Ich hab heute mal mit ihr ein „Abkommen“ getroffen: Sie darf in nächster Zeit nur noch den Schnuller
nachts im Bett behalten (wie schon erwähnt fällt er ihr eh meistens raus) und wenn ich sehe, dass sie ihn
irgendwohin mitnimmt, hol ich ihn ihr ab und schmeiß ihn weg. Da hat sie zwar zuerst geschluckt, aber sie
hat ihn gleich in ihr Bett getragen und meinte nur, sie wär ja jetzt soooo müde, deswegen muss sie sich
hinlegen Um Ausreden ist sie nie verlegen.
Ich bin mal gespannt, wie das jetzt wirkt. Weil, dass sie ihn jetzt nicht noch ewig weiter benutzt, seh ich
selbst ein. Mit 4 Jahren wird es ja echt Zeit zur Entwöhnung.
Ich habe meinen Kindern gesagt: Ihr müßt nur ein Jahr ohne Schnuller auskommen, danach dürft ihr ihn solange behalten, wie ihr wollt. Aber jetzt wollen sie gar nicht mehr.
Diese Frage ist schwer zu beantworten. Jedes Kind ist anders. Ich habe in meinem Bekanntenkreis erlebt, dass es Kinder gab, die es sehr leicht hinnahmen ohne Schnulli fortan zu leben, andere eben nicht.
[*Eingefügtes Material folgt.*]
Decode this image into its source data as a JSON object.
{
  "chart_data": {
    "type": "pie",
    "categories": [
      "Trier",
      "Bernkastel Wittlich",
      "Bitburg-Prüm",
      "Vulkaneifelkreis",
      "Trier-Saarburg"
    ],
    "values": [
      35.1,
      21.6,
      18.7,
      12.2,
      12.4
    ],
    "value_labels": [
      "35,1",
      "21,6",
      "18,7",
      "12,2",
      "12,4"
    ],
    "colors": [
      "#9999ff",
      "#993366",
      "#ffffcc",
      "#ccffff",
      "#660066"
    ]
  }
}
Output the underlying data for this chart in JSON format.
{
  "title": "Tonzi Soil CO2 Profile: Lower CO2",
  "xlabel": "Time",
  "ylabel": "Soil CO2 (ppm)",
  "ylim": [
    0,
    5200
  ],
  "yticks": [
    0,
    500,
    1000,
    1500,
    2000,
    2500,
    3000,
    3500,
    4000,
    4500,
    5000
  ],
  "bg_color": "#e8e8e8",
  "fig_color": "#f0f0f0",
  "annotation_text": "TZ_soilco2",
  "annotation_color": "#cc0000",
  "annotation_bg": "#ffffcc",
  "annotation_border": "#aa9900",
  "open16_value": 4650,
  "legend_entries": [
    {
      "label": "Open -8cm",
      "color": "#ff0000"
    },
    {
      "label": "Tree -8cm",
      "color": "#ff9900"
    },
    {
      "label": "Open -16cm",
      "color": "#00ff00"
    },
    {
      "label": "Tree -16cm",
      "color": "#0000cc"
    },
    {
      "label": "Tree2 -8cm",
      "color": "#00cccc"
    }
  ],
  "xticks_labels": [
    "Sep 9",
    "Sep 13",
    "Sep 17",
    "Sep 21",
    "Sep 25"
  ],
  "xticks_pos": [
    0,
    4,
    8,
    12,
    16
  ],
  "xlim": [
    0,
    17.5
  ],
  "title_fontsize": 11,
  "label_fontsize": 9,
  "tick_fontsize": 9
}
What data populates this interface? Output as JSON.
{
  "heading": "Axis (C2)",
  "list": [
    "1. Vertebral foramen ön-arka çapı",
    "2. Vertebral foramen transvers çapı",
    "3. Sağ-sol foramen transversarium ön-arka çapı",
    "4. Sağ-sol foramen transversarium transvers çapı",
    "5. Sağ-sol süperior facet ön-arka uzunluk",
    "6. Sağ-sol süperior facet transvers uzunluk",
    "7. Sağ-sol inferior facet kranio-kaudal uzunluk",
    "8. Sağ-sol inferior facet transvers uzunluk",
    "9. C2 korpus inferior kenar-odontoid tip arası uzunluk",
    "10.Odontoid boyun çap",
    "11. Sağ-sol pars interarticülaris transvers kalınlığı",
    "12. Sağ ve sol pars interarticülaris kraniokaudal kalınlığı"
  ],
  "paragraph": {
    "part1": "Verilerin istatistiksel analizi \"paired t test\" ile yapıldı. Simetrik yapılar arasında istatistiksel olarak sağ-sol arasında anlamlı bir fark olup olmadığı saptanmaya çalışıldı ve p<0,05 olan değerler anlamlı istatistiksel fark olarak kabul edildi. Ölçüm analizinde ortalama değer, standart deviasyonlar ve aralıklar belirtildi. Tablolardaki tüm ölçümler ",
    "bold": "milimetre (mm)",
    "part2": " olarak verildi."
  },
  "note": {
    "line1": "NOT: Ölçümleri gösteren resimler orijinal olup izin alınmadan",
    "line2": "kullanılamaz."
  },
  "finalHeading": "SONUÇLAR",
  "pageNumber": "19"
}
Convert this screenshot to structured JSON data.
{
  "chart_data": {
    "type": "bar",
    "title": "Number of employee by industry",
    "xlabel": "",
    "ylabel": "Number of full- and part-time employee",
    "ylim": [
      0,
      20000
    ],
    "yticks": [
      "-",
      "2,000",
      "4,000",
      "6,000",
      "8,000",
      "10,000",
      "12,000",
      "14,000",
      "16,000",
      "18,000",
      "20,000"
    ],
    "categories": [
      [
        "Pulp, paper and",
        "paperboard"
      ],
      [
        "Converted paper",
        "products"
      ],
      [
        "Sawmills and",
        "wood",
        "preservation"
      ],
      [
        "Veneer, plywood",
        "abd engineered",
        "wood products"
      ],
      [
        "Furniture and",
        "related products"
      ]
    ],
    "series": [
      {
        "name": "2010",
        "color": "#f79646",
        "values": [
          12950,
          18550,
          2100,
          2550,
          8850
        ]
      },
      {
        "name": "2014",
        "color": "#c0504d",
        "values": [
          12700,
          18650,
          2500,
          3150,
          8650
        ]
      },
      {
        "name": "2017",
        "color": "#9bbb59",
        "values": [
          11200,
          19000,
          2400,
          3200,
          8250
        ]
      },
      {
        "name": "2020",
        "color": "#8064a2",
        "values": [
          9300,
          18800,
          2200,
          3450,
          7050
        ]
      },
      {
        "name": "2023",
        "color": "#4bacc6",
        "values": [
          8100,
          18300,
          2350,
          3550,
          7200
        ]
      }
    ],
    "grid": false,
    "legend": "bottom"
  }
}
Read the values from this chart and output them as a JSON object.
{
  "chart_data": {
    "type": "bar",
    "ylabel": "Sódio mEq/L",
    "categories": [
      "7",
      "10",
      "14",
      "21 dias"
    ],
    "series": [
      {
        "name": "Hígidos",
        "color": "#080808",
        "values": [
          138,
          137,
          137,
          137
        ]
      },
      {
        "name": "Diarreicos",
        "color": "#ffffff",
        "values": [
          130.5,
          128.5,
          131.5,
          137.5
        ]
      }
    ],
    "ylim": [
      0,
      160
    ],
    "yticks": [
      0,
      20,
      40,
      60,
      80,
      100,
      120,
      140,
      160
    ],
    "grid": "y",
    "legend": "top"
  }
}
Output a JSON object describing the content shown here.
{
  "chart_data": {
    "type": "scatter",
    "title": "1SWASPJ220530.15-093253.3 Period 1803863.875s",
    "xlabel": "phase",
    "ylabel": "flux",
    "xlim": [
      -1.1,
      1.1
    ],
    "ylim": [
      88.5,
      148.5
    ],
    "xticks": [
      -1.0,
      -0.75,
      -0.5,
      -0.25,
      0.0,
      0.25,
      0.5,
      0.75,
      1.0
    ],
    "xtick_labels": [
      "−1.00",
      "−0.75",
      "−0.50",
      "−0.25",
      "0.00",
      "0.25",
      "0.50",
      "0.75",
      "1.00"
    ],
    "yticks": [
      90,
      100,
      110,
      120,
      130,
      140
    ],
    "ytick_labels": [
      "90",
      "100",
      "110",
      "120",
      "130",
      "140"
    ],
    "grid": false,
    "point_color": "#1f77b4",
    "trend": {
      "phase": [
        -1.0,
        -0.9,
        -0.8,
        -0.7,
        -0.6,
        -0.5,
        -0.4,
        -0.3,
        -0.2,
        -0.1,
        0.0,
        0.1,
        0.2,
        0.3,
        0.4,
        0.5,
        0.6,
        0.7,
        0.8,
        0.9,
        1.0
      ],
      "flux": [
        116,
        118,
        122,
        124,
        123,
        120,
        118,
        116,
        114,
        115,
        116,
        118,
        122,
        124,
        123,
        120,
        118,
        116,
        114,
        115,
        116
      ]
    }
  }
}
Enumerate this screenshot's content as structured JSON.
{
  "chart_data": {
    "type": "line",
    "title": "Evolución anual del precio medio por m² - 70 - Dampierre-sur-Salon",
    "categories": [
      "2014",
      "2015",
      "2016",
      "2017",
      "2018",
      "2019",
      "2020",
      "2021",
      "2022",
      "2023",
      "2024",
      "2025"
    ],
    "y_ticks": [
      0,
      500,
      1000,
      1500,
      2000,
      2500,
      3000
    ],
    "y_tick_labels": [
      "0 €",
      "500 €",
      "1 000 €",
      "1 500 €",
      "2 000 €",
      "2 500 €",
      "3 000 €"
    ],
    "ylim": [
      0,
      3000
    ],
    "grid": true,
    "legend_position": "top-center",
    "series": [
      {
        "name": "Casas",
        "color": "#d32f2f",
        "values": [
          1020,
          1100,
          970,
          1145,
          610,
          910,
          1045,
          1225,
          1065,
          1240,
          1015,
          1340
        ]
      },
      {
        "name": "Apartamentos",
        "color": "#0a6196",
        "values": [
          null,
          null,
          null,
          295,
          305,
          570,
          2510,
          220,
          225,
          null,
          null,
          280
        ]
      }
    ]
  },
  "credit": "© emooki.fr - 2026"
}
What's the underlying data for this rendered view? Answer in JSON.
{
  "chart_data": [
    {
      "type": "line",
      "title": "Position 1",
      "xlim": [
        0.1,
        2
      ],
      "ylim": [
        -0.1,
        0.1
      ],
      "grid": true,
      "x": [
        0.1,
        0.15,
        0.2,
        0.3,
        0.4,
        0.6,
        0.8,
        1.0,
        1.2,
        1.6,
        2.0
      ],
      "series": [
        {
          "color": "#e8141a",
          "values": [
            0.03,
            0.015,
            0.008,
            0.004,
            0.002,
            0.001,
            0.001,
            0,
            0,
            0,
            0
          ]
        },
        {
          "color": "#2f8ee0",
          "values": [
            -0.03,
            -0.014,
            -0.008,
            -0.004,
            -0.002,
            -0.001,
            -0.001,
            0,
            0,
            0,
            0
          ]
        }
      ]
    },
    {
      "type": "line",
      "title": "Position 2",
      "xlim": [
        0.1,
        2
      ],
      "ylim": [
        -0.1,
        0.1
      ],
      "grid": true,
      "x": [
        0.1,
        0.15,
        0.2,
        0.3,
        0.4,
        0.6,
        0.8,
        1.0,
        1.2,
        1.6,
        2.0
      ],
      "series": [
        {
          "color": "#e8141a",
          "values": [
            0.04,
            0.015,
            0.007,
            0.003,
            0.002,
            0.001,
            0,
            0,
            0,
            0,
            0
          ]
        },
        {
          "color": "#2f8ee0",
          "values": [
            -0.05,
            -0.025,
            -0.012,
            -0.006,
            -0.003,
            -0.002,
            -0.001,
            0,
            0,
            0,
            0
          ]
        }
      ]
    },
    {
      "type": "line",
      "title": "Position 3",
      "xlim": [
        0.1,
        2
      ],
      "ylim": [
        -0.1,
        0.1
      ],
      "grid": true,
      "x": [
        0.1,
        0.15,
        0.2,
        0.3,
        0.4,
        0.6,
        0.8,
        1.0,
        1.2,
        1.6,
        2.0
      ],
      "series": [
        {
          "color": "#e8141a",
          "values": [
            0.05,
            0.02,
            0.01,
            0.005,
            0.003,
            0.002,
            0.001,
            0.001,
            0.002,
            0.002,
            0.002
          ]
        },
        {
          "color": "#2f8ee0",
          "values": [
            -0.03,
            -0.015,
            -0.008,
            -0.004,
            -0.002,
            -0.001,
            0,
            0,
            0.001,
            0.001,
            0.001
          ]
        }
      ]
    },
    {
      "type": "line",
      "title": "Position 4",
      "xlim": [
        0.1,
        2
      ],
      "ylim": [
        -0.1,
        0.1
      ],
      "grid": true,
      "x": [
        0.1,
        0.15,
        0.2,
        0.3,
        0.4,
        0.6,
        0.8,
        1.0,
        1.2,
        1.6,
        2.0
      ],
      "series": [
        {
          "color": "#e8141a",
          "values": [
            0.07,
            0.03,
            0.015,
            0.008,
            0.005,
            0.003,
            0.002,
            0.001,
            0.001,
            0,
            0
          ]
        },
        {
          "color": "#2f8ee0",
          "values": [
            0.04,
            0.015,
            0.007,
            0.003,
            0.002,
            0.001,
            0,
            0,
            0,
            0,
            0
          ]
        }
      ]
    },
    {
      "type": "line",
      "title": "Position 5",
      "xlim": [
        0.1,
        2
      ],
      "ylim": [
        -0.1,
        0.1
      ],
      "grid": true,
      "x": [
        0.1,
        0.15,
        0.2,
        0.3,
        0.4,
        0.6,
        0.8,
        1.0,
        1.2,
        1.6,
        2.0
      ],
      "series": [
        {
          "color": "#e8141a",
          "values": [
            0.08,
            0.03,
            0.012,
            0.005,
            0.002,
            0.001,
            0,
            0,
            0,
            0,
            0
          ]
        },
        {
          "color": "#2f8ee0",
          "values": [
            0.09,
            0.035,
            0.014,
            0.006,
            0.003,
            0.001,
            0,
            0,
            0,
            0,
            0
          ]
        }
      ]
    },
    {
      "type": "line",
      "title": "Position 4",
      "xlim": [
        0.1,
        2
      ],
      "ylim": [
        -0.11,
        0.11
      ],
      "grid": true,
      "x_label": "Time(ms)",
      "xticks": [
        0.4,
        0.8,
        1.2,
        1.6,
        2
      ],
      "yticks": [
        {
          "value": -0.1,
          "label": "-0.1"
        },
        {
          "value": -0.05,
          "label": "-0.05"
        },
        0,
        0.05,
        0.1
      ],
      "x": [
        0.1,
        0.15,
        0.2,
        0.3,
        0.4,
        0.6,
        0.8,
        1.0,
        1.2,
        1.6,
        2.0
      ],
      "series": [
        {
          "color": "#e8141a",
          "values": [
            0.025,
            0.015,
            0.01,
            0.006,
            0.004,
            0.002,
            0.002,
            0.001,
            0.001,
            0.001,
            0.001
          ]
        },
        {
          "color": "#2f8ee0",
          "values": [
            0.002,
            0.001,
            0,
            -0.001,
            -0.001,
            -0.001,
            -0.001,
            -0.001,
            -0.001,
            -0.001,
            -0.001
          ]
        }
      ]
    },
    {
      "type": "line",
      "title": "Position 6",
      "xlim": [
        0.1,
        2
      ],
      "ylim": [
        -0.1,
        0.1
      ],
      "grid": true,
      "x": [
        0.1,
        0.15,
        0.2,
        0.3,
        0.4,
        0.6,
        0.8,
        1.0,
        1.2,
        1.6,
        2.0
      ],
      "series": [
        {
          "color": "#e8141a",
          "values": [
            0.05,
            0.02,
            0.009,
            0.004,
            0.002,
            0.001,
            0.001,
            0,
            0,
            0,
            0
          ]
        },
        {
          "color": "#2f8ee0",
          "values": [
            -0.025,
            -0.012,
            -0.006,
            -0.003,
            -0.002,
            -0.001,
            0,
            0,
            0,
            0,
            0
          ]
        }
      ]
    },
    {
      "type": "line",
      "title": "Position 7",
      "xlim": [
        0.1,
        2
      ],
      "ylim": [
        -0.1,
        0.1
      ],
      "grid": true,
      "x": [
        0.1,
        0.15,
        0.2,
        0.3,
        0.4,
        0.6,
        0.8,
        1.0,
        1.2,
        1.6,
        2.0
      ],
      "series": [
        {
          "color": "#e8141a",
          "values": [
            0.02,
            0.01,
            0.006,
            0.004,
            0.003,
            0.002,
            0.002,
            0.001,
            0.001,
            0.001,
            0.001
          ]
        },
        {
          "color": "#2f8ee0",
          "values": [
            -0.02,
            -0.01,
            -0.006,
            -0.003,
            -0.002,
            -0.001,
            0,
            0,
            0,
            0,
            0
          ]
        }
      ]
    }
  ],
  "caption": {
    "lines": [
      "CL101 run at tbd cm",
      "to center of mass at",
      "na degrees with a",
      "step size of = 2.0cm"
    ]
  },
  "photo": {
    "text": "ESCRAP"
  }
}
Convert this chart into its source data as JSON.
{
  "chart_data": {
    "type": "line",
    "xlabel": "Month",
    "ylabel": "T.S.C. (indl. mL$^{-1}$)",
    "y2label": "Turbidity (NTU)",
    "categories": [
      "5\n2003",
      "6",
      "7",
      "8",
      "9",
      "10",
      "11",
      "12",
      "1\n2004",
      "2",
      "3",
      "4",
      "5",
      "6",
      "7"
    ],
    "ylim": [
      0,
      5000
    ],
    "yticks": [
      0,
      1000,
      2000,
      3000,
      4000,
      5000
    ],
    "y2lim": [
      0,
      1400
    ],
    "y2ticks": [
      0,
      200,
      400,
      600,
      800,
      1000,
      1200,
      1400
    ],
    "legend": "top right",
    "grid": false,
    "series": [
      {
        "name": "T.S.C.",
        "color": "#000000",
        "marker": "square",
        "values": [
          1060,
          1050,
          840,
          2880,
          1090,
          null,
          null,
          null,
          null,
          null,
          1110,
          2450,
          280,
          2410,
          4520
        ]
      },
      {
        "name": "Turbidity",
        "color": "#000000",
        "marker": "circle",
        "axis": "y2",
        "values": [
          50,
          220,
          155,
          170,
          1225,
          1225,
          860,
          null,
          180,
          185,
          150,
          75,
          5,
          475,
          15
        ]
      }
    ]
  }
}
Unsere Tochter war ein hartnäckiger Fall, und wir hatten auch schon die Kieferfehlstellung als problematisch angesehen.
Mit acht Jahren, war es dann so weit, dass sie ihn uns freiwillig gegeben hat. Wir sind froh, dass wir so lange gewartet haben, denn wir haben viele Kinder gesehen, die später ohne Schnuller die Nägel gekaut oder sonstige Unarten sich nagewöhnt haben.
Den Schnuller kann man irgendwann weglegen, aber das Nägelkauen gewöhnt man sich nicht so leicht wieder ab.